The Bill has been welcomed by the chairman of the PAC, Mr Jim Mitchell, who said last night it met 95 per cent of the needs of his committee.
After Cabinet clearance last Tuesday, the Comptroller and Auditor General and Committees of the Houses of the Oireachtas (Special Provisions) Bill, 1998 was published yesterday. In a major step, the Bill will allow the actions and documents of the committee chairman to be protected by privilege between meetings of the committee.
Similar rights of privilege will also apply to all other committee members, when acting on its behalf, and it allows the same privilege to the comptroller and his staff.
"It goes a little bit further than what we suggested in one or two respects. Overall it is satisfactory and vindicates and supports the stand of the committee by meeting virtually all the suggestions of the committee in its first interim report," Mr Mitchell said.

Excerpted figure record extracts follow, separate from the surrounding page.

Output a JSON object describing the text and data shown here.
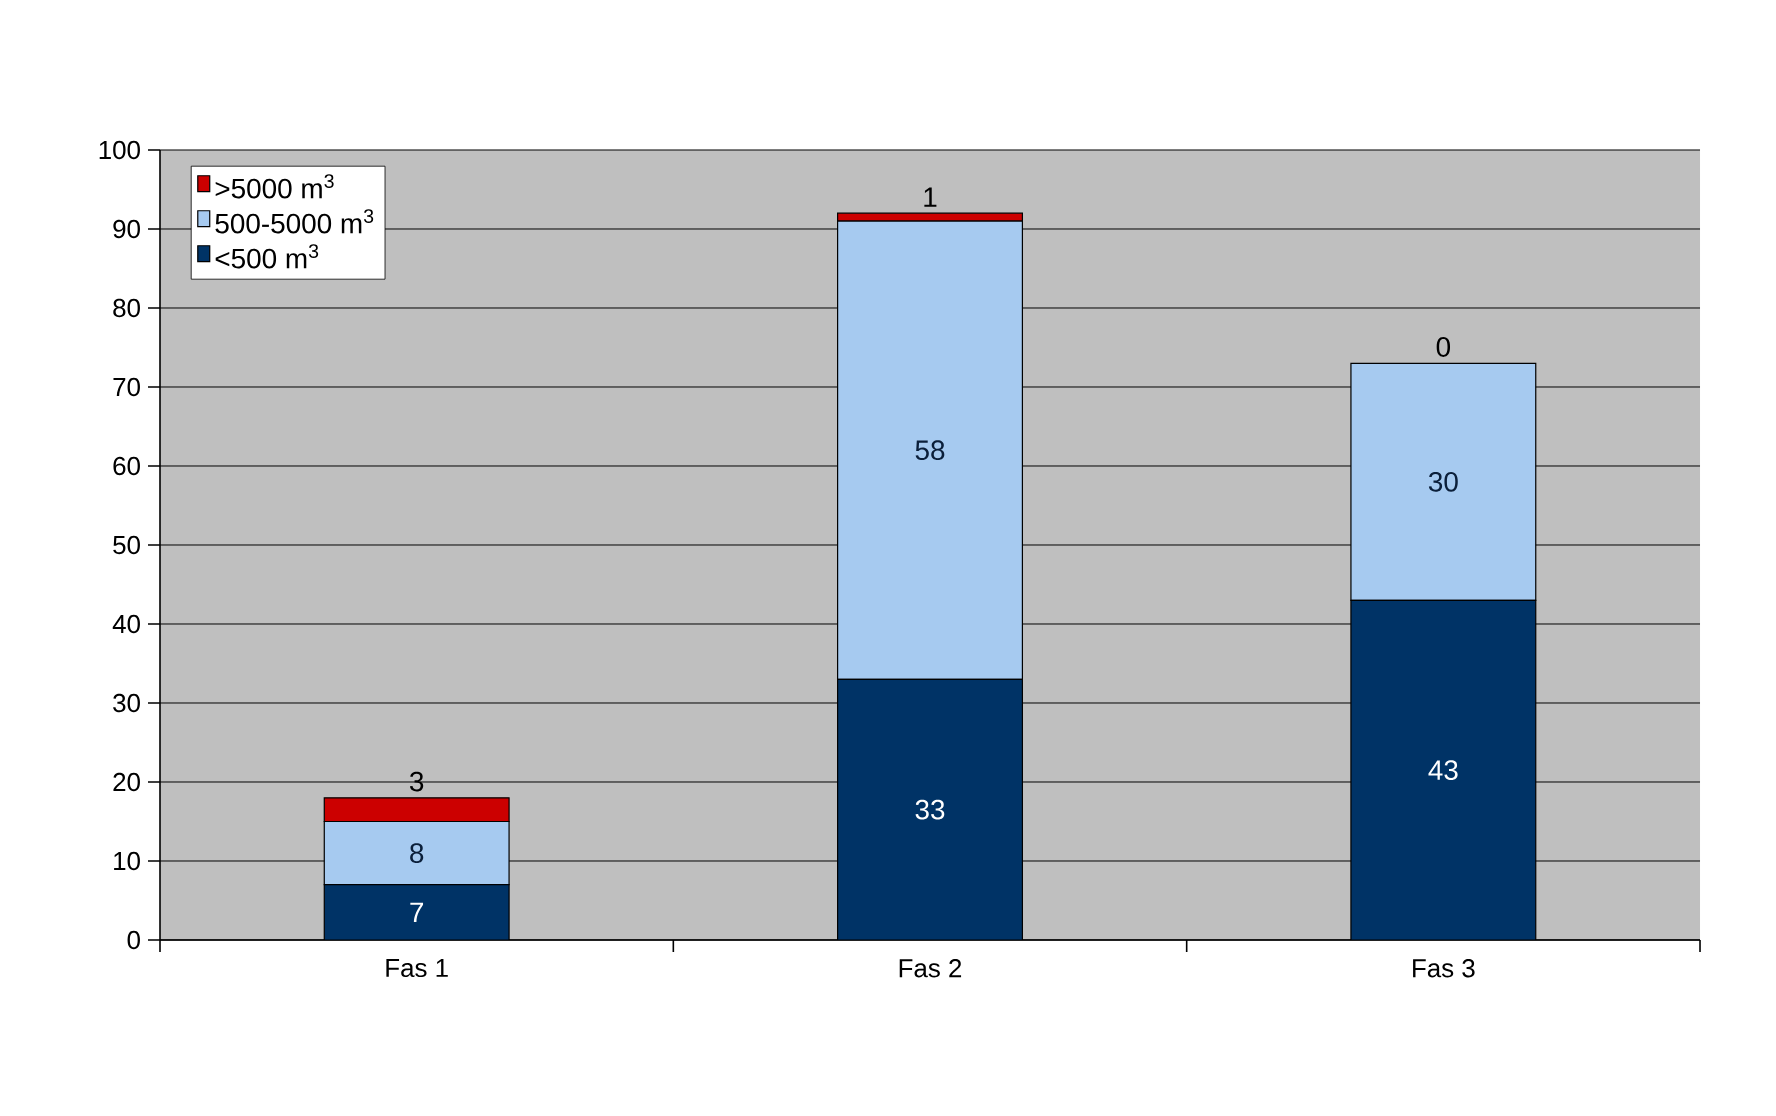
{
  "chart_data": {
    "type": "bar",
    "stacked": true,
    "categories": [
      "Fas 1",
      "Fas 2",
      "Fas 3"
    ],
    "series": [
      {
        "name": "<500 m$^{3}$",
        "color": "#003366",
        "values": [
          7,
          33,
          43
        ]
      },
      {
        "name": "500-5000 m$^{3}$",
        "color": "#a6caf0",
        "values": [
          8,
          58,
          30
        ]
      },
      {
        "name": ">5000 m$^{3}$",
        "color": "#cc0000",
        "values": [
          3,
          1,
          0
        ]
      }
    ],
    "ylim": [
      0,
      100
    ],
    "yticks": [
      0,
      10,
      20,
      30,
      40,
      50,
      60,
      70,
      80,
      90,
      100
    ],
    "grid": "y",
    "legend": "top left",
    "data_labels": true
  }
}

The new measures will allow the comptroller and auditor general to investigate the assessment and collection by the Revenue Commissioners of DIRT tax, which financial institutions are legally obliged to deduct from certain accounts held with them.
Controversy over non-payment of DIRT tax erupted earlier this year after it emerged in Magill that AIB had paid £14 million to the Revenue Commissioners, in spite of the bank's own internal audit suggesting the correct liability was closer to £100 million.
AIB and the Revenue Commissioners subsequently gave varying accounts of what happened during evidence to the PAC.
Where it is necessary for the comptroller to access the accounts of private individuals held in financial institutions, he may, under the Bill, appoint independent auditors for the task. While individual account holders in these institutions may not be identified in the comptroller's reports or otherwise, a section of the Bill provides that details can be furnished to the Revenue Commissioners where he finds primafacie evidence of irregularities in income tax payments.
The Bill also provides for access by the comptroller to the High Court to seek a direction on matters relating to these new functions. However, the comptroller's new statutory powers are to be provided on a once-off, temporary basis.
But the Bill also proposes to introduce a number of permanent changes affecting the Committees of the Houses of the Oireachtas (Compellability, Privileges and Immunities of Witnesses) Act, 1997 and the Comptroller and Auditor General Act, 1923.
The changes are in response to the recommendations of the first interim report of the Committee of Public Accounts in October.